WHAT IS YOUR FAVORITE QUOTE AND WHY?
“Twenty years from now you will be more disappointed by the things you didn’t do than by the ones you did do.” – Mark Twain.
It is true that when you look back on your life, you always think of things you should have done. I don’t want to live the rest of my life thinking that way. So, I’m always seizing the moment! I say, take the trip you’ve always wanted to. Visit an old friend you’ve been wanting to see. Learn how to play an instrument. Why put things off when you don’t know if tomorrow is promised? I say to try to leave each day to the fullest.
WHAT IS YOUR GREATEST FEAR THAT YOU WERE ABLE TO OVERCOME?

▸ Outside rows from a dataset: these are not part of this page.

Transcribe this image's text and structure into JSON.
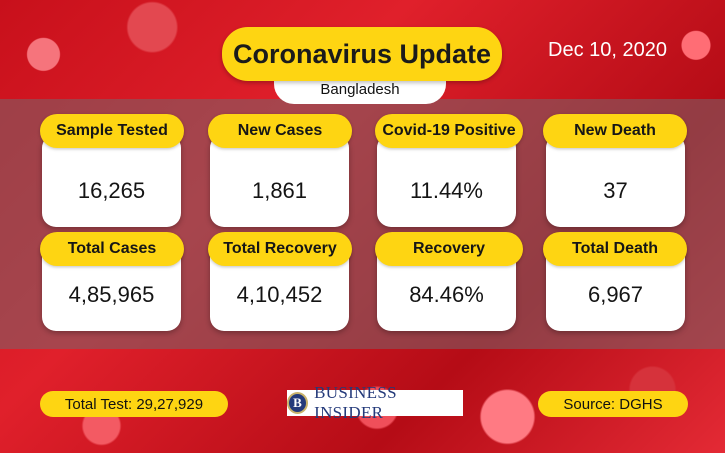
{
  "header": {
    "title": "Coronavirus Update",
    "country": "Bangladesh",
    "date": "Dec 10, 2020"
  },
  "stats": [
    {
      "label": "Sample Tested",
      "value": "16,265"
    },
    {
      "label": "New Cases",
      "value": "1,861"
    },
    {
      "label": "Covid-19 Positive",
      "value": "11.44%"
    },
    {
      "label": "New Death",
      "value": "37"
    },
    {
      "label": "Total Cases",
      "value": "4,85,965"
    },
    {
      "label": "Total Recovery",
      "value": "4,10,452"
    },
    {
      "label": "Recovery",
      "value": "84.46%"
    },
    {
      "label": "Total Death",
      "value": "6,967"
    }
  ],
  "footer": {
    "total_test": "Total Test:  29,27,929",
    "logo_mark": "B",
    "logo_text": "BUSINESS INSIDER",
    "source": "Source: DGHS"
  },
  "colors": {
    "accent_yellow": "#fed512",
    "background_red": "#d01a24",
    "logo_blue": "#243a7a"
  }
}
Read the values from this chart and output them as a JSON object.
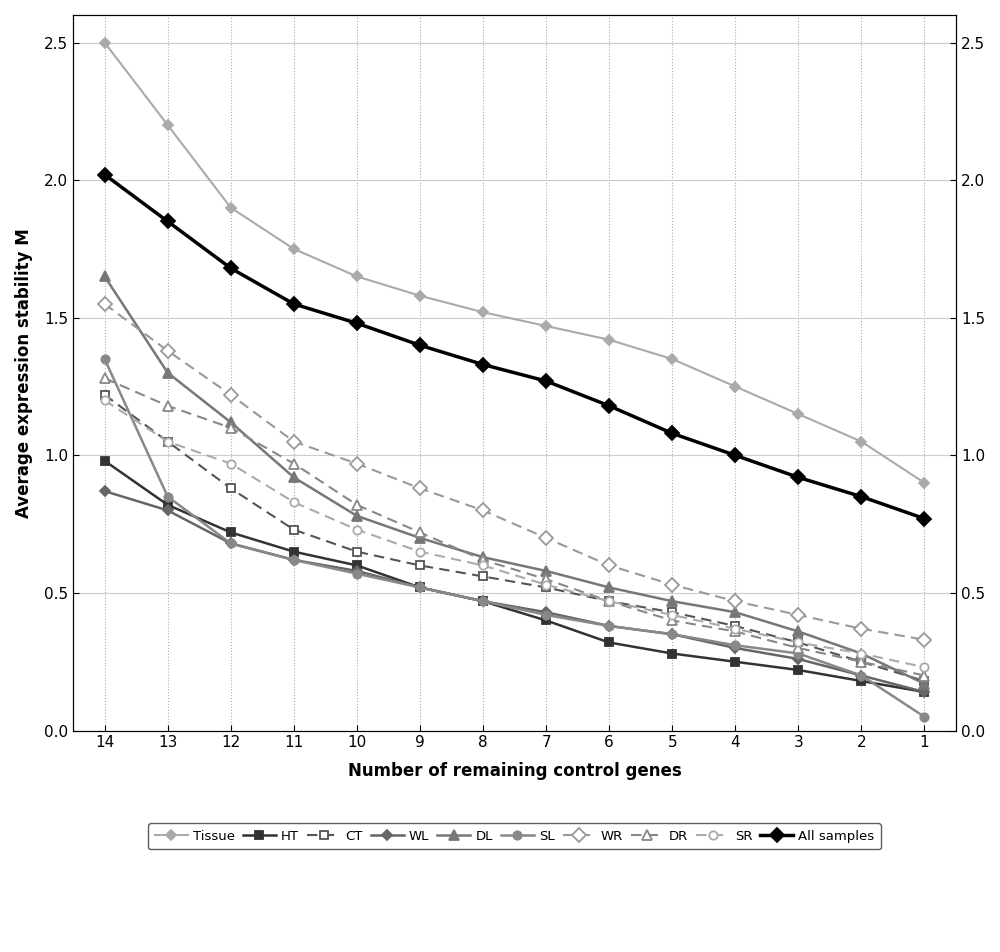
{
  "x": [
    14,
    13,
    12,
    11,
    10,
    9,
    8,
    7,
    6,
    5,
    4,
    3,
    2,
    1
  ],
  "series": {
    "Tissue": {
      "y": [
        2.5,
        2.2,
        1.9,
        1.75,
        1.65,
        1.58,
        1.52,
        1.47,
        1.42,
        1.35,
        1.25,
        1.15,
        1.05,
        0.9
      ],
      "color": "#aaaaaa",
      "linestyle": "-",
      "marker": "D",
      "mfc": "#aaaaaa",
      "mec": "#aaaaaa",
      "linewidth": 1.5,
      "markersize": 5,
      "dashes": null
    },
    "HT": {
      "y": [
        0.98,
        0.82,
        0.72,
        0.65,
        0.6,
        0.52,
        0.47,
        0.4,
        0.32,
        0.28,
        0.25,
        0.22,
        0.18,
        0.14
      ],
      "color": "#333333",
      "linestyle": "-",
      "marker": "s",
      "mfc": "#333333",
      "mec": "#333333",
      "linewidth": 1.8,
      "markersize": 6,
      "dashes": null
    },
    "CT": {
      "y": [
        1.22,
        1.05,
        0.88,
        0.73,
        0.65,
        0.6,
        0.56,
        0.52,
        0.47,
        0.43,
        0.38,
        0.32,
        0.25,
        0.18
      ],
      "color": "#555555",
      "linestyle": "--",
      "marker": "s",
      "mfc": "white",
      "mec": "#555555",
      "linewidth": 1.5,
      "markersize": 6,
      "dashes": [
        5,
        3
      ]
    },
    "WL": {
      "y": [
        0.87,
        0.8,
        0.68,
        0.62,
        0.58,
        0.52,
        0.47,
        0.43,
        0.38,
        0.35,
        0.3,
        0.26,
        0.2,
        0.14
      ],
      "color": "#666666",
      "linestyle": "-",
      "marker": "D",
      "mfc": "#666666",
      "mec": "#666666",
      "linewidth": 1.8,
      "markersize": 5,
      "dashes": null
    },
    "DL": {
      "y": [
        1.65,
        1.3,
        1.12,
        0.92,
        0.78,
        0.7,
        0.63,
        0.58,
        0.52,
        0.47,
        0.43,
        0.36,
        0.28,
        0.17
      ],
      "color": "#777777",
      "linestyle": "-",
      "marker": "^",
      "mfc": "#777777",
      "mec": "#777777",
      "linewidth": 1.8,
      "markersize": 7,
      "dashes": null
    },
    "SL": {
      "y": [
        1.35,
        0.85,
        0.68,
        0.62,
        0.57,
        0.52,
        0.47,
        0.42,
        0.38,
        0.35,
        0.31,
        0.28,
        0.2,
        0.05
      ],
      "color": "#888888",
      "linestyle": "-",
      "marker": "o",
      "mfc": "#888888",
      "mec": "#888888",
      "linewidth": 1.8,
      "markersize": 6,
      "dashes": null
    },
    "WR": {
      "y": [
        1.55,
        1.38,
        1.22,
        1.05,
        0.97,
        0.88,
        0.8,
        0.7,
        0.6,
        0.53,
        0.47,
        0.42,
        0.37,
        0.33
      ],
      "color": "#999999",
      "linestyle": "--",
      "marker": "D",
      "mfc": "white",
      "mec": "#999999",
      "linewidth": 1.5,
      "markersize": 7,
      "dashes": [
        5,
        3
      ]
    },
    "DR": {
      "y": [
        1.28,
        1.18,
        1.1,
        0.97,
        0.82,
        0.72,
        0.62,
        0.55,
        0.47,
        0.4,
        0.36,
        0.3,
        0.25,
        0.2
      ],
      "color": "#888888",
      "linestyle": "--",
      "marker": "^",
      "mfc": "white",
      "mec": "#888888",
      "linewidth": 1.5,
      "markersize": 7,
      "dashes": [
        5,
        3
      ]
    },
    "SR": {
      "y": [
        1.2,
        1.05,
        0.97,
        0.83,
        0.73,
        0.65,
        0.6,
        0.53,
        0.47,
        0.42,
        0.37,
        0.32,
        0.28,
        0.23
      ],
      "color": "#aaaaaa",
      "linestyle": "--",
      "marker": "o",
      "mfc": "white",
      "mec": "#aaaaaa",
      "linewidth": 1.5,
      "markersize": 6,
      "dashes": [
        5,
        3
      ]
    },
    "All samples": {
      "y": [
        2.02,
        1.85,
        1.68,
        1.55,
        1.48,
        1.4,
        1.33,
        1.27,
        1.18,
        1.08,
        1.0,
        0.92,
        0.85,
        0.77
      ],
      "color": "#000000",
      "linestyle": "-",
      "marker": "D",
      "mfc": "#000000",
      "mec": "#000000",
      "linewidth": 2.5,
      "markersize": 7,
      "dashes": null
    }
  },
  "xlabel": "Number of remaining control genes",
  "ylabel": "Average expression stability M",
  "ylim": [
    0.0,
    2.6
  ],
  "yticks": [
    0.0,
    0.5,
    1.0,
    1.5,
    2.0,
    2.5
  ],
  "background_color": "#ffffff",
  "grid_color_h": "#cccccc",
  "grid_color_v": "#aaaaaa"
}
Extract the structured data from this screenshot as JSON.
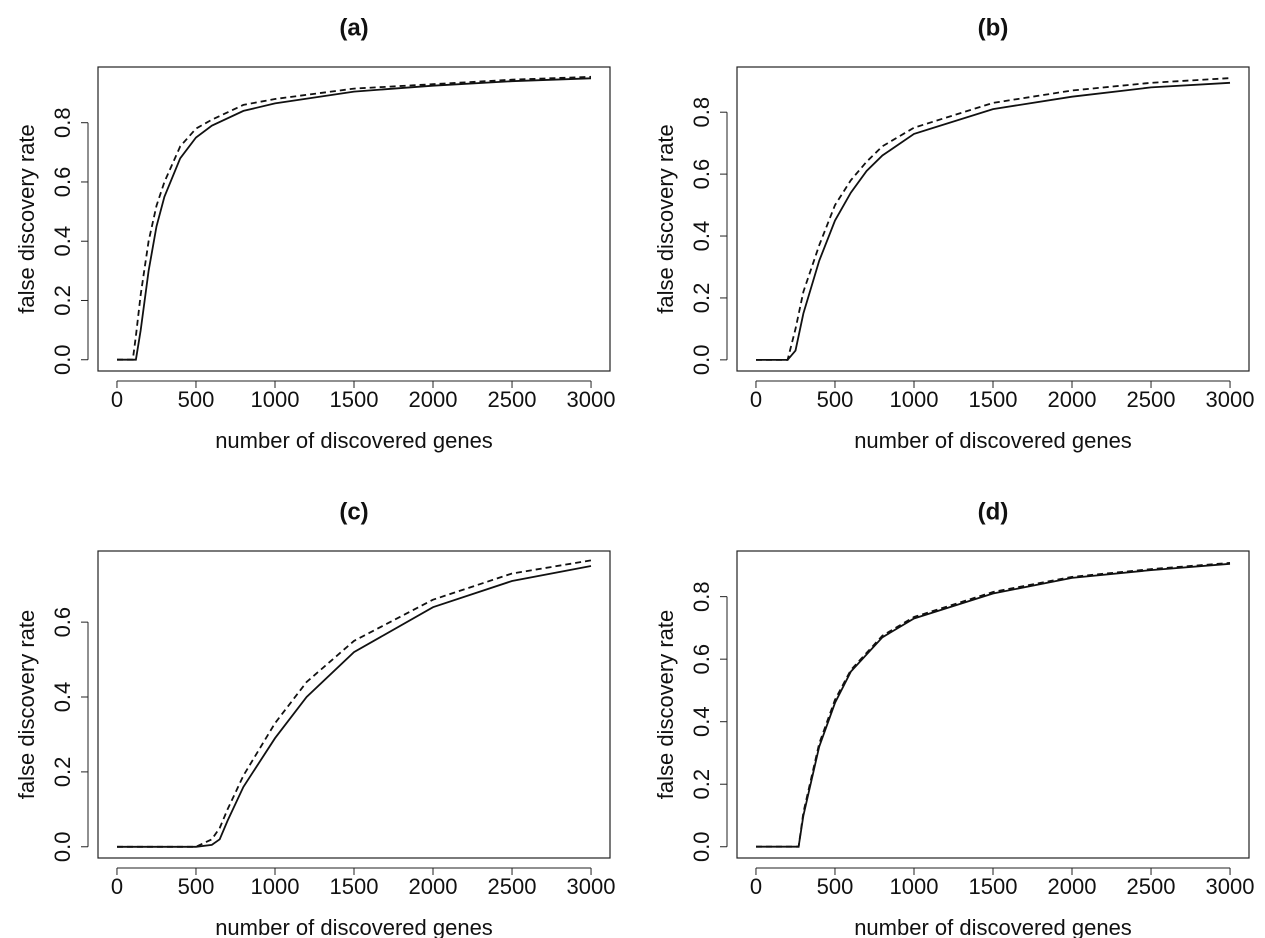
{
  "chart_data": [
    {
      "type": "line",
      "title": "(a)",
      "x_label": "number of discovered genes",
      "y_label": "false discovery rate",
      "x": [
        0,
        100,
        120,
        150,
        200,
        250,
        300,
        400,
        500,
        600,
        800,
        1000,
        1500,
        2000,
        2500,
        3000
      ],
      "series": [
        {
          "color": "#111111",
          "linestyle": "solid",
          "values": [
            0,
            0,
            0,
            0.1,
            0.3,
            0.45,
            0.55,
            0.68,
            0.75,
            0.79,
            0.84,
            0.865,
            0.905,
            0.925,
            0.94,
            0.95
          ]
        },
        {
          "color": "#111111",
          "linestyle": "dashed",
          "values": [
            0,
            0,
            0.08,
            0.22,
            0.4,
            0.52,
            0.6,
            0.72,
            0.78,
            0.81,
            0.86,
            0.88,
            0.915,
            0.93,
            0.945,
            0.955
          ]
        }
      ],
      "xlim": [
        -120,
        3120
      ],
      "ylim": [
        -0.038,
        0.988
      ],
      "xticks": [
        0,
        500,
        1000,
        1500,
        2000,
        2500,
        3000
      ],
      "yticks": [
        {
          "value": 0,
          "label": "0.0"
        },
        0.2,
        0.4,
        0.6,
        0.8
      ]
    },
    {
      "type": "line",
      "title": "(b)",
      "x_label": "number of discovered genes",
      "y_label": "false discovery rate",
      "x": [
        0,
        200,
        250,
        300,
        400,
        500,
        600,
        700,
        800,
        1000,
        1500,
        2000,
        2500,
        3000
      ],
      "series": [
        {
          "color": "#111111",
          "linestyle": "solid",
          "values": [
            0,
            0,
            0.03,
            0.15,
            0.32,
            0.45,
            0.54,
            0.61,
            0.66,
            0.73,
            0.81,
            0.85,
            0.88,
            0.895
          ]
        },
        {
          "color": "#111111",
          "linestyle": "dashed",
          "values": [
            0,
            0,
            0.1,
            0.22,
            0.37,
            0.5,
            0.58,
            0.64,
            0.69,
            0.75,
            0.83,
            0.87,
            0.895,
            0.91
          ]
        }
      ],
      "xlim": [
        -120,
        3120
      ],
      "ylim": [
        -0.036,
        0.946
      ],
      "xticks": [
        0,
        500,
        1000,
        1500,
        2000,
        2500,
        3000
      ],
      "yticks": [
        {
          "value": 0,
          "label": "0.0"
        },
        0.2,
        0.4,
        0.6,
        0.8
      ]
    },
    {
      "type": "line",
      "title": "(c)",
      "x_label": "number of discovered genes",
      "y_label": "false discovery rate",
      "x": [
        0,
        500,
        600,
        650,
        700,
        800,
        1000,
        1200,
        1500,
        2000,
        2500,
        3000
      ],
      "series": [
        {
          "color": "#111111",
          "linestyle": "solid",
          "values": [
            0,
            0,
            0.005,
            0.02,
            0.07,
            0.16,
            0.29,
            0.4,
            0.52,
            0.64,
            0.71,
            0.75
          ]
        },
        {
          "color": "#111111",
          "linestyle": "dashed",
          "values": [
            0,
            0,
            0.02,
            0.05,
            0.1,
            0.19,
            0.33,
            0.44,
            0.55,
            0.66,
            0.73,
            0.765
          ]
        }
      ],
      "xlim": [
        -120,
        3120
      ],
      "ylim": [
        -0.03,
        0.79
      ],
      "xticks": [
        0,
        500,
        1000,
        1500,
        2000,
        2500,
        3000
      ],
      "yticks": [
        {
          "value": 0,
          "label": "0.0"
        },
        0.2,
        0.4,
        0.6
      ]
    },
    {
      "type": "line",
      "title": "(d)",
      "x_label": "number of discovered genes",
      "y_label": "false discovery rate",
      "x": [
        0,
        270,
        300,
        400,
        500,
        600,
        800,
        1000,
        1500,
        2000,
        2500,
        3000
      ],
      "series": [
        {
          "color": "#111111",
          "linestyle": "solid",
          "values": [
            0,
            0,
            0.1,
            0.32,
            0.46,
            0.56,
            0.67,
            0.73,
            0.81,
            0.86,
            0.885,
            0.905
          ]
        },
        {
          "color": "#111111",
          "linestyle": "dashed",
          "values": [
            0,
            0,
            0.11,
            0.33,
            0.47,
            0.565,
            0.675,
            0.735,
            0.815,
            0.863,
            0.888,
            0.908
          ]
        }
      ],
      "xlim": [
        -120,
        3120
      ],
      "ylim": [
        -0.036,
        0.946
      ],
      "xticks": [
        0,
        500,
        1000,
        1500,
        2000,
        2500,
        3000
      ],
      "yticks": [
        {
          "value": 0,
          "label": "0.0"
        },
        0.2,
        0.4,
        0.6,
        0.8
      ]
    }
  ]
}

As a single mother, my greatest fear was that I was not a good enough mom for my son. I felt guilty that my son grew up without a father. To compensate for the void, I felt I had to do more. When I look back now, I know that I did my best and that I did give him a good life, surrounded by love. I was present for everything. As a single mother, there were no distractions, which enabled me to completely focus on my child. I couldn’t be prouder of him. He is a really good kid. He never got in trouble. He played sports and has formed some close friends. When he went to college 5 hours away from Dallas, I only saw him every three to six months, but that brought us closer. He graduated from college and is very career driven. He is so smart, knows what he wants from his life, and he takes care of himself by working out and eating right. He knows how important self-love and mental health are. He surprises me each day, especially since he’s still so young. But when I look at him and all he’s done, I know that it’s because I provided him with solid upbringing. I didn’t fail him. I supported him to develop into a wonderful human being.
WHAT IS YOUR FAVORITE BOOK AND WHY?
Untamed by Glennon Doyle.
It was great from start to finish, and it’s a book that I will read over and over. Almost every sub-chapter in her book was something I could relate to, whether it was about husbands, children, or ourselves. This book really made me see things in a different light. It made me realize a lot about myself and taught me to be a better version of myself.